Electrified vehicles from luxury marques outperformed models from mass-market brands, with only 69 PP100 reported for the prestige sector. This compares to more problems experienced with NEV brands marketed by established Chinese car-makers (90 PP100).
In terms of satisfaction with the overall user experience, JD Power found that vehicle appearance ranked highest with 7.6 points on a 10-point scale, followed by driving experience and interior design (including colour and material quality), both on 7.5.
Scores for battery performance and in-vehicle hi-tech features were slightly lower at 7.4.
The study is based on responses from 2770 owners who purchased their electrified vehicle between September 2018 and March this year.
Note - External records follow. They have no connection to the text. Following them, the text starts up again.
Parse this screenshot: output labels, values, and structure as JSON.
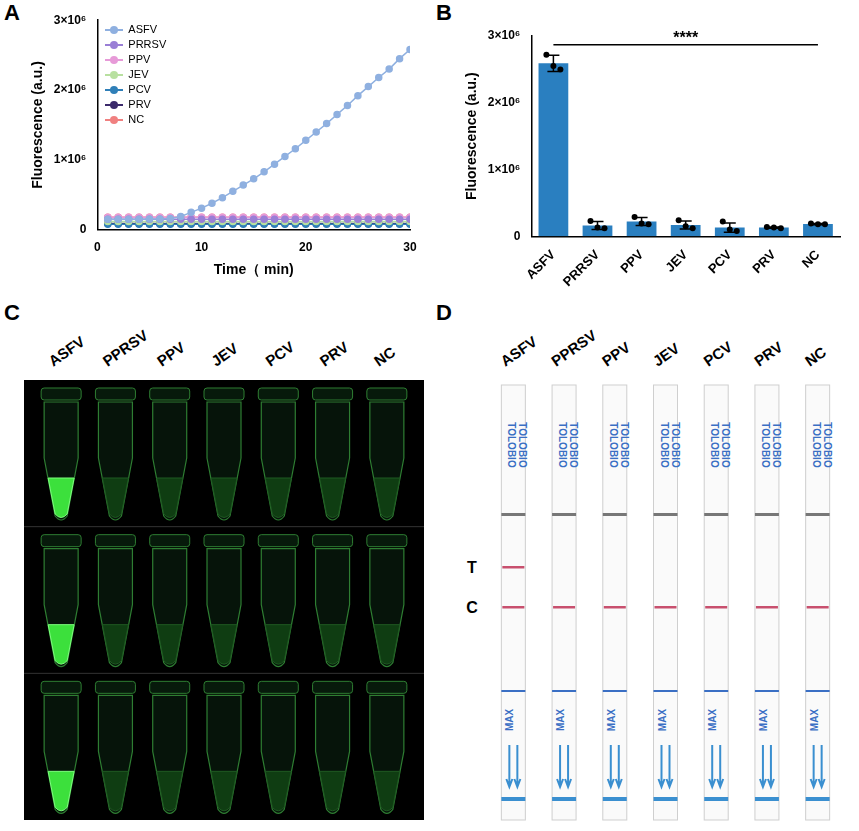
{
  "chart_data": [
    {
      "panel_label": "A",
      "type": "line",
      "xlabel": "Time（ min)",
      "ylabel": "Fluorescence (a.u.)",
      "x": [
        1,
        2,
        3,
        4,
        5,
        6,
        7,
        8,
        9,
        10,
        11,
        12,
        13,
        14,
        15,
        16,
        17,
        18,
        19,
        20,
        21,
        22,
        23,
        24,
        25,
        26,
        27,
        28,
        29,
        30
      ],
      "series": [
        {
          "name": "ASFV",
          "color": "#8fb0e0",
          "values": [
            150000,
            150000,
            152000,
            152000,
            155000,
            156000,
            160000,
            190000,
            250000,
            310000,
            380000,
            460000,
            550000,
            640000,
            730000,
            830000,
            940000,
            1050000,
            1160000,
            1280000,
            1400000,
            1520000,
            1650000,
            1780000,
            1920000,
            2050000,
            2180000,
            2300000,
            2450000,
            2580000
          ]
        },
        {
          "name": "PRRSV",
          "color": "#9a7fd6",
          "values": [
            150000,
            150000,
            150000,
            150000,
            150000,
            150000,
            150000,
            150000,
            150000,
            150000,
            150000,
            150000,
            150000,
            150000,
            150000,
            150000,
            150000,
            150000,
            150000,
            150000,
            150000,
            150000,
            150000,
            150000,
            150000,
            150000,
            150000,
            150000,
            150000,
            150000
          ]
        },
        {
          "name": "PPV",
          "color": "#e79ad8",
          "values": [
            180000,
            180000,
            180000,
            180000,
            180000,
            180000,
            180000,
            180000,
            180000,
            180000,
            180000,
            180000,
            180000,
            180000,
            180000,
            180000,
            180000,
            180000,
            180000,
            180000,
            180000,
            180000,
            180000,
            180000,
            180000,
            180000,
            180000,
            180000,
            180000,
            180000
          ]
        },
        {
          "name": "JEV",
          "color": "#b8e0a0",
          "values": [
            120000,
            120000,
            120000,
            120000,
            120000,
            120000,
            120000,
            120000,
            120000,
            120000,
            120000,
            120000,
            120000,
            120000,
            120000,
            120000,
            120000,
            120000,
            120000,
            120000,
            120000,
            120000,
            120000,
            120000,
            120000,
            120000,
            120000,
            120000,
            120000,
            120000
          ]
        },
        {
          "name": "PCV",
          "color": "#2f7fb8",
          "values": [
            80000,
            80000,
            80000,
            80000,
            80000,
            80000,
            80000,
            80000,
            80000,
            80000,
            80000,
            80000,
            80000,
            80000,
            80000,
            80000,
            80000,
            80000,
            80000,
            80000,
            80000,
            80000,
            80000,
            80000,
            80000,
            80000,
            80000,
            80000,
            80000,
            80000
          ]
        },
        {
          "name": "PRV",
          "color": "#3b2a6b",
          "values": [
            90000,
            90000,
            90000,
            90000,
            90000,
            90000,
            90000,
            90000,
            90000,
            90000,
            90000,
            90000,
            90000,
            90000,
            90000,
            90000,
            90000,
            90000,
            90000,
            90000,
            90000,
            90000,
            90000,
            90000,
            90000,
            90000,
            90000,
            90000,
            90000,
            90000
          ]
        },
        {
          "name": "NC",
          "color": "#f08080",
          "values": [
            180000,
            180000,
            180000,
            180000,
            180000,
            180000,
            180000,
            180000,
            180000,
            180000,
            180000,
            180000,
            180000,
            180000,
            180000,
            180000,
            180000,
            180000,
            180000,
            180000,
            180000,
            180000,
            180000,
            180000,
            180000,
            180000,
            180000,
            180000,
            180000,
            180000
          ]
        }
      ],
      "xlim": [
        0,
        30
      ],
      "xticks": [
        0,
        10,
        20,
        30
      ],
      "ylim": [
        0,
        3000000
      ],
      "yticks": [
        0,
        {
          "value": 1000000,
          "label": "1×10⁶"
        },
        {
          "value": 2000000,
          "label": "2×10⁶"
        },
        {
          "value": 3000000,
          "label": "3×10⁶"
        }
      ],
      "marker": "circle",
      "grid": false,
      "legend": "upper left"
    },
    {
      "panel_label": "B",
      "type": "bar",
      "ylabel": "Fluorescence (a.u.)",
      "categories": [
        "ASFV",
        "PRRSV",
        "PPV",
        "JEV",
        "PCV",
        "PRV",
        "NC"
      ],
      "values": [
        2590000,
        160000,
        220000,
        170000,
        130000,
        130000,
        183000
      ],
      "errors": [
        120000,
        60000,
        60000,
        60000,
        70000,
        10000,
        10000
      ],
      "points": [
        [
          2720000,
          2550000,
          2500000
        ],
        [
          230000,
          130000,
          120000
        ],
        [
          290000,
          190000,
          180000
        ],
        [
          240000,
          150000,
          120000
        ],
        [
          220000,
          100000,
          80000
        ],
        [
          140000,
          130000,
          120000
        ],
        [
          190000,
          180000,
          180000
        ]
      ],
      "color": "#2a7fc0",
      "ylim": [
        0,
        3000000
      ],
      "yticks": [
        0,
        {
          "value": 1000000,
          "label": "1×10⁶"
        },
        {
          "value": 2000000,
          "label": "2×10⁶"
        },
        {
          "value": 3000000,
          "label": "3×10⁶"
        }
      ],
      "annotations": [
        {
          "text": "****",
          "from": "ASFV",
          "to": "NC"
        }
      ],
      "grid": false
    }
  ],
  "panels": [
    {
      "panel_label": "C",
      "type": "photo",
      "labels": [
        "ASFV",
        "PPRSV",
        "PPV",
        "JEV",
        "PCV",
        "PRV",
        "NC"
      ],
      "replicates": 3,
      "positive": [
        "ASFV"
      ]
    },
    {
      "panel_label": "D",
      "type": "test_strips",
      "labels": [
        "ASFV",
        "PPRSV",
        "PPV",
        "JEV",
        "PCV",
        "PRV",
        "NC"
      ],
      "brand": "TOLOBIO",
      "flow_mark": "MAX",
      "line_labels": [
        "T",
        "C"
      ],
      "positive": [
        "ASFV"
      ]
    }
  ]
}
It was fielded from March through to May this year in 30 major provinces across China.
New-vehicle quality in the study is measured by examining problems experienced by owners in two categories: design-related problems and defects/malfunctions.
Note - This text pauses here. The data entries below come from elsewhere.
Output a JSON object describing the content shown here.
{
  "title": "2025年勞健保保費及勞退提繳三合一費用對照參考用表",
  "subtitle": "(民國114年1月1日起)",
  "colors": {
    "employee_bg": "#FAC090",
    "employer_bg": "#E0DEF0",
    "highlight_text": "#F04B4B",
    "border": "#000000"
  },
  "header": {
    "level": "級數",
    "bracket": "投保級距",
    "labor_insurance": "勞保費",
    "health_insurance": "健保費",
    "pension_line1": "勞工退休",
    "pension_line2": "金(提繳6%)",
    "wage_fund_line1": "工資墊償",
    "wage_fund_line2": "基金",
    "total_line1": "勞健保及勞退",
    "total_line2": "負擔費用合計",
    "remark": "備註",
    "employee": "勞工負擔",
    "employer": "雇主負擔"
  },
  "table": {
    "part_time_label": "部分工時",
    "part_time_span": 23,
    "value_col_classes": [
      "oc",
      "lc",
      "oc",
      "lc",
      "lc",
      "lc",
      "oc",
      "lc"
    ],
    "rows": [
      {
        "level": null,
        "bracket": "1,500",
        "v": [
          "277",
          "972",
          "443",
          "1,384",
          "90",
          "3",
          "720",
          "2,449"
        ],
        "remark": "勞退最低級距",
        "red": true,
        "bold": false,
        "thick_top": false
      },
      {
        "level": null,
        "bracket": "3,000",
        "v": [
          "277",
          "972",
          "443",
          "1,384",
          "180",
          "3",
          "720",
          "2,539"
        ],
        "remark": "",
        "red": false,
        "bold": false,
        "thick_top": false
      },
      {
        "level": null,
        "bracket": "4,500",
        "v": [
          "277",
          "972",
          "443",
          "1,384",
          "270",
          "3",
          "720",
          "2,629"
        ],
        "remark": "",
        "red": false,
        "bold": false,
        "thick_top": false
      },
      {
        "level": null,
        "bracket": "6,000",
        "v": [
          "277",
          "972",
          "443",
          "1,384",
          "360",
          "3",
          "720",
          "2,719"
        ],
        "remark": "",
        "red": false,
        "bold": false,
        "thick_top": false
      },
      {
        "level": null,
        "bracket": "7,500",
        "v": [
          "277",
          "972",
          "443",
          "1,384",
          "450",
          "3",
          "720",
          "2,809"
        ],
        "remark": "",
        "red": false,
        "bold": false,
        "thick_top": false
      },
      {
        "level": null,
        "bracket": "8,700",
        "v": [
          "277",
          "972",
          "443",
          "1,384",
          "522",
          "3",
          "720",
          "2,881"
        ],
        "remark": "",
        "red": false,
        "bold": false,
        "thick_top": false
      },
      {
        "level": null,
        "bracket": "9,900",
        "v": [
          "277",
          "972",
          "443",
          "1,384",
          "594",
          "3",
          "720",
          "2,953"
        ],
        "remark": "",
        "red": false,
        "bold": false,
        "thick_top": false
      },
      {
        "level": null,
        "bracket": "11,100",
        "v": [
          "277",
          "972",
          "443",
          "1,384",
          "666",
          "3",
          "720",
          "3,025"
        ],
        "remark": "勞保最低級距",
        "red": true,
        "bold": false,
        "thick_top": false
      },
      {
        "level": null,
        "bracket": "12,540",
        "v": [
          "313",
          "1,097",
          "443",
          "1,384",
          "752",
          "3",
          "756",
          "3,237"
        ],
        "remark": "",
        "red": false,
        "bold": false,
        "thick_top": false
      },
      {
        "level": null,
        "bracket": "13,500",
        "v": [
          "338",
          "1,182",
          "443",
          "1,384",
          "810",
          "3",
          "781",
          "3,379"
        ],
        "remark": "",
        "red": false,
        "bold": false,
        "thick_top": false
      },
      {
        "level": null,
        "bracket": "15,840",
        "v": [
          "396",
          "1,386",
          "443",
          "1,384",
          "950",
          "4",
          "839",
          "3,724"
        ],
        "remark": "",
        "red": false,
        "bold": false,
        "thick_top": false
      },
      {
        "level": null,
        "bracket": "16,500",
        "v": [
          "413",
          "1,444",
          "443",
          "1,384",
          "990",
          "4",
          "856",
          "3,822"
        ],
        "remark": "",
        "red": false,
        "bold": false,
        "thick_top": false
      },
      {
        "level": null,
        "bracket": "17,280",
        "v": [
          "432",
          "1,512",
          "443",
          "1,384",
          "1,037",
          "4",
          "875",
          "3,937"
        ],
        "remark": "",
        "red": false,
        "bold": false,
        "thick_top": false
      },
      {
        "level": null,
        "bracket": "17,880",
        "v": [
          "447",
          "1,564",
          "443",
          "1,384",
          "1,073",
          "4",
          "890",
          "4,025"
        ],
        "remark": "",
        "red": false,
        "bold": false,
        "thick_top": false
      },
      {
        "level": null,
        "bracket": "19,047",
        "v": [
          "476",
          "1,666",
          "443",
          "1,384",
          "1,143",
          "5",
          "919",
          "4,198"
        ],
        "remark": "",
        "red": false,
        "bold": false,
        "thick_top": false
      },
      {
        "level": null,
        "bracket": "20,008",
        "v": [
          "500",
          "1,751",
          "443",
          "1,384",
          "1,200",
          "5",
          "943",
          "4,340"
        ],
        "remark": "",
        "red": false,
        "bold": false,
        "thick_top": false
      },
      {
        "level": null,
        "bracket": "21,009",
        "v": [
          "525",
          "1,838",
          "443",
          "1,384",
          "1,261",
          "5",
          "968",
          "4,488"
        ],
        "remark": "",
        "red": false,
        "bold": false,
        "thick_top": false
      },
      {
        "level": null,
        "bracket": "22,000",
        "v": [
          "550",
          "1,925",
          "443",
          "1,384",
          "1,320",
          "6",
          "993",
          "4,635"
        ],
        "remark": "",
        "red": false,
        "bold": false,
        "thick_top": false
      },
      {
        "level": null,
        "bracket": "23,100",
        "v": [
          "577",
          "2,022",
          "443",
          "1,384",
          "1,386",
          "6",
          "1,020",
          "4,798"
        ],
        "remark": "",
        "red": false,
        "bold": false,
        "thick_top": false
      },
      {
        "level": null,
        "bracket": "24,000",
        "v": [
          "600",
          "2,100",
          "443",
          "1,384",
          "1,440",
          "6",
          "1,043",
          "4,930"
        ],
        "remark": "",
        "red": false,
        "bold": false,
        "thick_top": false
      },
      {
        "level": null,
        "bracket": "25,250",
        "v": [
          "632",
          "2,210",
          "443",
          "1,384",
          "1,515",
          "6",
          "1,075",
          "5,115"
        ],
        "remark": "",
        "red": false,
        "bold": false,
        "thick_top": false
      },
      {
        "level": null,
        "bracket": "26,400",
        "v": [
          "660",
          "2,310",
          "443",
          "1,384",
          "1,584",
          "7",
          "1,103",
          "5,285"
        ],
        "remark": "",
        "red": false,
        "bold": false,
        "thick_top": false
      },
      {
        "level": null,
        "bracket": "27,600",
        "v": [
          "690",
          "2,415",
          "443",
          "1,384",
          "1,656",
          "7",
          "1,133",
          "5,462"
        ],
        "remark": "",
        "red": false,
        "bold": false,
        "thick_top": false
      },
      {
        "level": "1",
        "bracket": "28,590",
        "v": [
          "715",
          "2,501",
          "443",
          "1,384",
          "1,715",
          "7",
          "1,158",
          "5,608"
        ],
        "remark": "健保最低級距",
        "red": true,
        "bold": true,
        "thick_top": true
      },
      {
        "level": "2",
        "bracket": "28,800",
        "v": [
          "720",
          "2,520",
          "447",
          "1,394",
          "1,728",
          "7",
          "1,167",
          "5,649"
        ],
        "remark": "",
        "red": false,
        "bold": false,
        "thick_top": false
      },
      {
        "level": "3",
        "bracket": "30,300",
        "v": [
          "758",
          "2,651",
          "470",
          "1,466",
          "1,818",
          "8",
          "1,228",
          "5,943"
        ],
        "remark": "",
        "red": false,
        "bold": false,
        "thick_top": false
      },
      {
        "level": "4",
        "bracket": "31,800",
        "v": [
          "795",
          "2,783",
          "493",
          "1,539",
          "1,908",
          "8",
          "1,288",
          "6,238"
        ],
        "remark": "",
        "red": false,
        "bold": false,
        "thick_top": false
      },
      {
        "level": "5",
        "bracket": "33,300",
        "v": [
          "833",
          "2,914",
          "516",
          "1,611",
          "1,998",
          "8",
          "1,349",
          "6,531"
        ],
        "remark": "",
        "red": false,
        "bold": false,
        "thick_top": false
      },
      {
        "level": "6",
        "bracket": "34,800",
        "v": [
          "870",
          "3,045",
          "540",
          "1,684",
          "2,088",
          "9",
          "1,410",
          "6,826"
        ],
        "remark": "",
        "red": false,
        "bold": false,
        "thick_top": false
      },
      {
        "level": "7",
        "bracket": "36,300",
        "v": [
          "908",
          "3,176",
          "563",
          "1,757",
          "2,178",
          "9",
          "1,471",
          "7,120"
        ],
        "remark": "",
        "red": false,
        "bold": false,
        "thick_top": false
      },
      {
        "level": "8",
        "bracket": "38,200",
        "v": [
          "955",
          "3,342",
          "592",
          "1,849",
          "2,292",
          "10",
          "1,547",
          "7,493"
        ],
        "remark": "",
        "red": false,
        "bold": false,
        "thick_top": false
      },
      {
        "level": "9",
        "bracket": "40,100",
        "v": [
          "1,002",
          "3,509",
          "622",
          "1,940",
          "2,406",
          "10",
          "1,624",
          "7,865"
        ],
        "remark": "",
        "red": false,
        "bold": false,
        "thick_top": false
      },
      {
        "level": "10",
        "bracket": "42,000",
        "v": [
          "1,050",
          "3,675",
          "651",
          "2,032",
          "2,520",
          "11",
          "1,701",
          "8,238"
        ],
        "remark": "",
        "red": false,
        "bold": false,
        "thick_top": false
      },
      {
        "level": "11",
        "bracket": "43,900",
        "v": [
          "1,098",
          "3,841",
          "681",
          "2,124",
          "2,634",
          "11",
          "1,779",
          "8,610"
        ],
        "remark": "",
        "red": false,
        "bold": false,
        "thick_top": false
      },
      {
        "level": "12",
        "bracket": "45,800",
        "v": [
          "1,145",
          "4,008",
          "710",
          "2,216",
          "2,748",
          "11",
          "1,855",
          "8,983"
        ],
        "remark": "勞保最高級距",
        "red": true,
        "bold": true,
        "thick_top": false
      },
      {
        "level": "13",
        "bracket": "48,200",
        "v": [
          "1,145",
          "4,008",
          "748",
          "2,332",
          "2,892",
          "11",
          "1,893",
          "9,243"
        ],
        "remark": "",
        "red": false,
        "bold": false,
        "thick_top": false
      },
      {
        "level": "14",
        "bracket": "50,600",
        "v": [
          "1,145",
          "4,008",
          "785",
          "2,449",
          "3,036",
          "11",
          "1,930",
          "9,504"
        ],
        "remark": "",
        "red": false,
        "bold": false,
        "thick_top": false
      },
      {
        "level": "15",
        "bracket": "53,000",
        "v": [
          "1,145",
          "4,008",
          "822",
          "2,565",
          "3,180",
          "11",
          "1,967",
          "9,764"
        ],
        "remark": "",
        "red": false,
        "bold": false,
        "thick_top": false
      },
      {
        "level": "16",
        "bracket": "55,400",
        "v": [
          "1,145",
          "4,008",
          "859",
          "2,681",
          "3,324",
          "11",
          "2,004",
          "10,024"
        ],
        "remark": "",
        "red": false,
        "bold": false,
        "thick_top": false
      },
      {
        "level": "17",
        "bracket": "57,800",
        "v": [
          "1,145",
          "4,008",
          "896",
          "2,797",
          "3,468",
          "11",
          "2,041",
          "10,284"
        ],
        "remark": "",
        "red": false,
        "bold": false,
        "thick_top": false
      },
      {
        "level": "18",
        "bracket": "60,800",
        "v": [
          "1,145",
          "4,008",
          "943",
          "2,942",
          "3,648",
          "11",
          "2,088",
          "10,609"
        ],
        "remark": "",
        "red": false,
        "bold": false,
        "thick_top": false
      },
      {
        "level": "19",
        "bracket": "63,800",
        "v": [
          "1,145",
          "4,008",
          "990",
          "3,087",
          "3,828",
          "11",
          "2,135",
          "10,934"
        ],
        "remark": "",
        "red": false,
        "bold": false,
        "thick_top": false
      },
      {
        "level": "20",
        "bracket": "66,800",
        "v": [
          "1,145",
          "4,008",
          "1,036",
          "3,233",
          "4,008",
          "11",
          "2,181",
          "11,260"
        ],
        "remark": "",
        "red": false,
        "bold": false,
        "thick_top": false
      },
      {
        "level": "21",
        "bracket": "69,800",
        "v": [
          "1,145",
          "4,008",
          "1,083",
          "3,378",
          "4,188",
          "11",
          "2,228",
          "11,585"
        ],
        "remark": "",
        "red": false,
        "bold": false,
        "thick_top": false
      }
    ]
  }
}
There are nine problem categories in which specific diagnostic questions are asked, namely: features, controls and displays; interior; exterior; seats; driving experience; battery; audio, communication, entertainment and navigation; electric motor, transmission; and heating, ventilation and air-conditioning (HVAC).
The Chinese study comes as JD Power also last week released its first ‘Mobility Confidence Index Study’ in the United States that found consumers lack confidence in the future of both battery-powered and self-driving vehicles – two key areas that are dominating R&D resources and product planning schedules among the world’s major motor vehicle manufacturers.
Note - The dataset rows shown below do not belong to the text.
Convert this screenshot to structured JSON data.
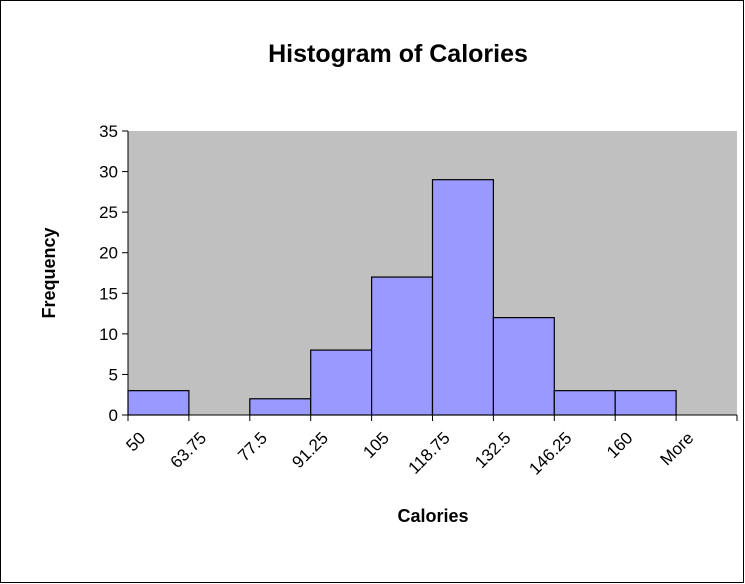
{
  "chart_data": {
    "type": "bar",
    "title": "Histogram of Calories",
    "x_label": "Calories",
    "y_label": "Frequency",
    "categories": [
      "50",
      "63.75",
      "77.5",
      "91.25",
      "105",
      "118.75",
      "132.5",
      "146.25",
      "160",
      "More"
    ],
    "values": [
      3,
      0,
      2,
      8,
      17,
      29,
      12,
      3,
      3,
      0
    ],
    "color": "#9999ff",
    "plot_background": "#c0c0c0",
    "ylim": [
      0,
      35
    ],
    "yticks": [
      0,
      5,
      10,
      15,
      20,
      25,
      30,
      35
    ],
    "grid": false
  }
}
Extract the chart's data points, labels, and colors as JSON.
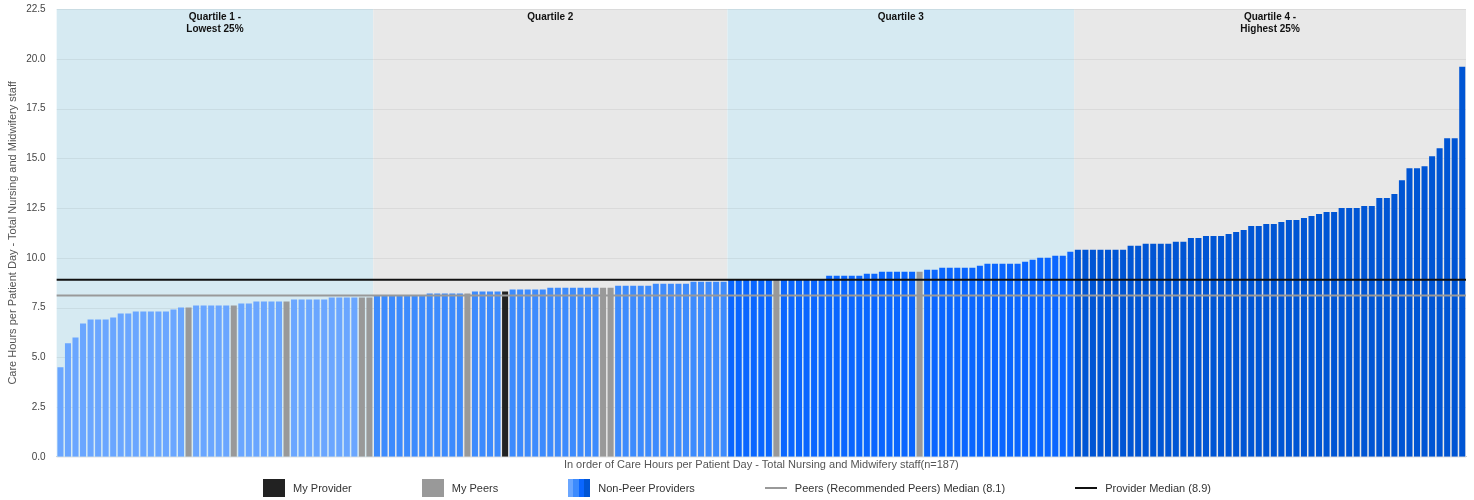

Run in partnership with global survey software company SurveyMonkey, the index is based on a 100-point scale and puts confidence levels for EVs at just 55 and autonomous vehicles even lower at only 36.
The results are based on responses from 5270 consumers about EVs and 5749 about autonomous cars.
According to JD Power, the 55-point rating for EVs indicates that consumers have a “neutral” level of confidence about the future of electric cars, with attributes scoring the lowest including the likelihood of purchasing an EV (39), reliability of electric compared to petrol-powered vehicles (49), and the ability to stay within budget compared to petrol, diesel or hybrid vehicles (55).
With this in mind, most respondents (61%) believed there were positive environmental effects of EVs, and almost half (48%) said the cost of charging compared with the cost of petrol would be advantageous.
But concerns about the availability of charging stations and an EV’s driving range were expressed by 64 and 59 per cent of those surveyed respectively, with 77 per cent expecting EVs to have a driving range of 300 miles or more (483km) and 74 per cent only willing to wait 30 minutes or less to recharge a vehicle to travel about 200 miles (322km).
More than three-quarters of respondents (77%) had no experience with an EV whatsoever, and of those, only 40 per cent said they would consider purchasing or leasing one – results that point to an uphill battle for manufacturers attempting to reach critical mass in the US market.
The low confidence index score for self-driving cars stemmed from negative responses to attributes such as feeling comfortable in the vehicle (34) and being on the road with others (35).
JD Power says consumers were particularly concerned about tech failures/errors (71%), vehicle hacking (57%) and liability as a result of a collision (55%), although respondents proved to be more hopeful than worried (65% vs 34%) about the overall benefit of technology in their lives.
“Out of the box, these scores are not encouraging,” said JD Power’s executive director of driver interaction and human machine interface research, Kristin Kolodge.
“As auto-makers head down the developmental road to self-driving vehicles and greater electrification, it’s important to know if consumers are on the same road—and headed in the same direction.
“That doesn’t seem to be the case right now. Manufacturers need to learn where consumers are in terms of comprehending and accepting new mobility technologies—and what needs to be done.”